Ahora, sin embargo, deliberadamente se enfrentaba con la fea realidad: cuando él se hubiera Ido, su «familia» estaría dispersada, sus cosas amadas se venderían o se regalarían, algunas sin duda perdidas o rotas en el camino, algunas para terminar en los estantes llenos de polvo de gente ignorante; ninguna conocería jamás el cariño de dueño que él les había dado en abundancia. Y no le importaba. Salvo de la manera más distante y abstracta, simplemente no le importaba. Se había extinguido la vida de ellas y no eran más que máscaras y ollas y trozos de hueso y de papel; objetos interesantes, costosos y atractivos, pero les faltaba todo sentimiento. Objetos. No necesitaban mimo. No tenía él la obligación de preocuparse por su bienestar. De alguna manera, sin notarlo, sus posesiones habían dejado de ser sus animales cuidados y no sentía pena al pensar en separarse de ellas. Debo de estar verdaderamente listo para Ir, se dijo.

Aquí, en el nicho del estudio, estaba su familia verdadera. Una pila de cubos-retrato: la mujer, los dos hijos, los nietos, los bisnietos, cada uno grabado en una brillante caja plástica de cuatro centímetros de altura. Había tantos de ellos: ¡docenas! Había tenido sólo los dos hijos que se permitían socialmente, y también sus hijos habían tenido sólo dos y ninguno de sus nietos ni bisnietos habían tenido más de tres, pero ¡mira el montón de cubos! La multitud de ellos era el más claro argumento en favor de la idea de Ir. Simplemente había que dejarles lugar, o todo el mundo estaría inundado por la corriente de los futuros jóvenes. Por supuesto, en un mundo donde prácticamente nadie moría salvo de forma voluntaria, y eso sólo a una edad muy avanzada, las familias sí tendían a crecer sorprendentemente mientras nacían las nuevas generaciones. Incluso una familia pequeña —y en estos días no había de otro tipo— estaba destinada a hacerse enorme en el curso de ochenta o noventa años por la progresión compuesta de la fertilidad controlada pero persistente. Todo eran adiciones y no substracciones. O muy pocas. Y así se amontonaban los números. ¡Mira todos los cubos!

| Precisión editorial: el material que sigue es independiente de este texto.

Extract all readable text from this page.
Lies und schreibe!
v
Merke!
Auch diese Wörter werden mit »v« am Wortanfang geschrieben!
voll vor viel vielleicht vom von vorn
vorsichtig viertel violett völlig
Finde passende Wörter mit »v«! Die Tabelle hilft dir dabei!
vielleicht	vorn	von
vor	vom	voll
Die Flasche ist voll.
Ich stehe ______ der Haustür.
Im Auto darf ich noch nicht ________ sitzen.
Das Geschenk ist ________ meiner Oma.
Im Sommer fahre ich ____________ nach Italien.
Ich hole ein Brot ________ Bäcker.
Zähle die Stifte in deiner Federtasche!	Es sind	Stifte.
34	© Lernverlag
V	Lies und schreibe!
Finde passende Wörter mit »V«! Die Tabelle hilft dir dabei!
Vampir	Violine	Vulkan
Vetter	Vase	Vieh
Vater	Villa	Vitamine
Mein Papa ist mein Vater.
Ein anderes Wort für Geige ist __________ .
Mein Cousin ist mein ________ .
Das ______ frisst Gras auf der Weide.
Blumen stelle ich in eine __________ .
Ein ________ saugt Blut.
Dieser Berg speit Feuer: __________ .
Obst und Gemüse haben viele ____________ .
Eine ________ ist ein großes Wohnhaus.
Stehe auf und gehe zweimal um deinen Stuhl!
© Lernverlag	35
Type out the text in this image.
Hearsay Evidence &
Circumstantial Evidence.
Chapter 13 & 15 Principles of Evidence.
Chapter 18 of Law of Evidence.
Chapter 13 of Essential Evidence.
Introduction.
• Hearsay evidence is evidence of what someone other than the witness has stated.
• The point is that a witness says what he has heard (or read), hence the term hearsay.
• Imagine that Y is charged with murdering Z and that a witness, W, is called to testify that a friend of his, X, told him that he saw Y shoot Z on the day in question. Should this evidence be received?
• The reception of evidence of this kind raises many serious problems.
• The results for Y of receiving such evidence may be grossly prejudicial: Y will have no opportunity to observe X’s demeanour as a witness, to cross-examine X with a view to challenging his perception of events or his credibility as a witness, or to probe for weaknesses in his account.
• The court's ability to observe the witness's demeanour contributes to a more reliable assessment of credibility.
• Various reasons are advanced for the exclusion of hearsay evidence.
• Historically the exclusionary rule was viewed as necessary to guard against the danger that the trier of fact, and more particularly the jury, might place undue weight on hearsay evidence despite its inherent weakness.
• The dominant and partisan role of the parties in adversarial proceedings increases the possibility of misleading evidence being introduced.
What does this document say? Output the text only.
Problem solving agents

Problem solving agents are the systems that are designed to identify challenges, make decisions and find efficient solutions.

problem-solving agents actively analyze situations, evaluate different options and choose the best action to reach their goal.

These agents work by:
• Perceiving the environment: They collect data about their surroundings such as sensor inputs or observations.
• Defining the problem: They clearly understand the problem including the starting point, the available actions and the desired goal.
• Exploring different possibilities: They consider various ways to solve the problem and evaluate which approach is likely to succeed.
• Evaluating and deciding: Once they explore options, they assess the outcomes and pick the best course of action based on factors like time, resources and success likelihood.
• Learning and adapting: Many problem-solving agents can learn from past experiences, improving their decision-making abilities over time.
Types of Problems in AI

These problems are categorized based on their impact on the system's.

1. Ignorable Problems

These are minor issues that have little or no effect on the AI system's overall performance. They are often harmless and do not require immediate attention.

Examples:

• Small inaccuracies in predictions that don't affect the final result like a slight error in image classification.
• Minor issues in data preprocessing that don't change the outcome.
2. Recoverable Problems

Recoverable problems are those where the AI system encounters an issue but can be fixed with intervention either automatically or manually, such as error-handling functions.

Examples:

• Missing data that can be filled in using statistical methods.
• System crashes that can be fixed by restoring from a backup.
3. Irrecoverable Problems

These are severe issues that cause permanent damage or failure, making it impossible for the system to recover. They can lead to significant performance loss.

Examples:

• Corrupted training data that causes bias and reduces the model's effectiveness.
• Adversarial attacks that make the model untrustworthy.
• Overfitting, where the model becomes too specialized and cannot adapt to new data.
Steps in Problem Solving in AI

Los cubos eran cosas ingeniosas: simulaciones de la personalidad activadas por computadoras. Todo el mundo se hacía cubicar por lo menos una vez, y los que tenían más hambre de esa rara especie de inmortalidad que ofrecía el cubicar, mandaban hacer nuevos cubos cada dos o tres años. El proceso mismo era una simple transferencia electrónica; costaba alrededor de una hora hacer un cubo. Las máquinas exploradoras registraban la voz y formas lingüísticas, las costumbres de movimiento, las expresiones de la cara, el conjunto entero de reacciones y respuestas normales. Una serie de exámenes de la personalidad, astutamente perceptivos, daba un perfil del carácter. Éste también entraba en el cubo. Y ellos acababan teniendo tu alma en una caja. Al enchufar el cubo en la ranura del receptor, tú cobrabas vida en la pantalla, sonriendo como sonreirías de veras, moviéndote como te moverías, sonando tu voz como sonaría, diciendo las cosas que probablemente dijeras. Claro que la cosa en la pantalla era irreal, una maqueta mecánica, una falsa aproximación de la persona que había sido cubicada; pero estaba programada para responder a la conversación y a iniciar sus propios juegos conversacionales sin el estímulo de entradas previas, a absorber nuevos datos y cambiar su perspectiva a la luz de lo que oía; en resumen, se comportaba no como un retrato helado sino como la imitación convincente de la persona viva de quien estaba sacada.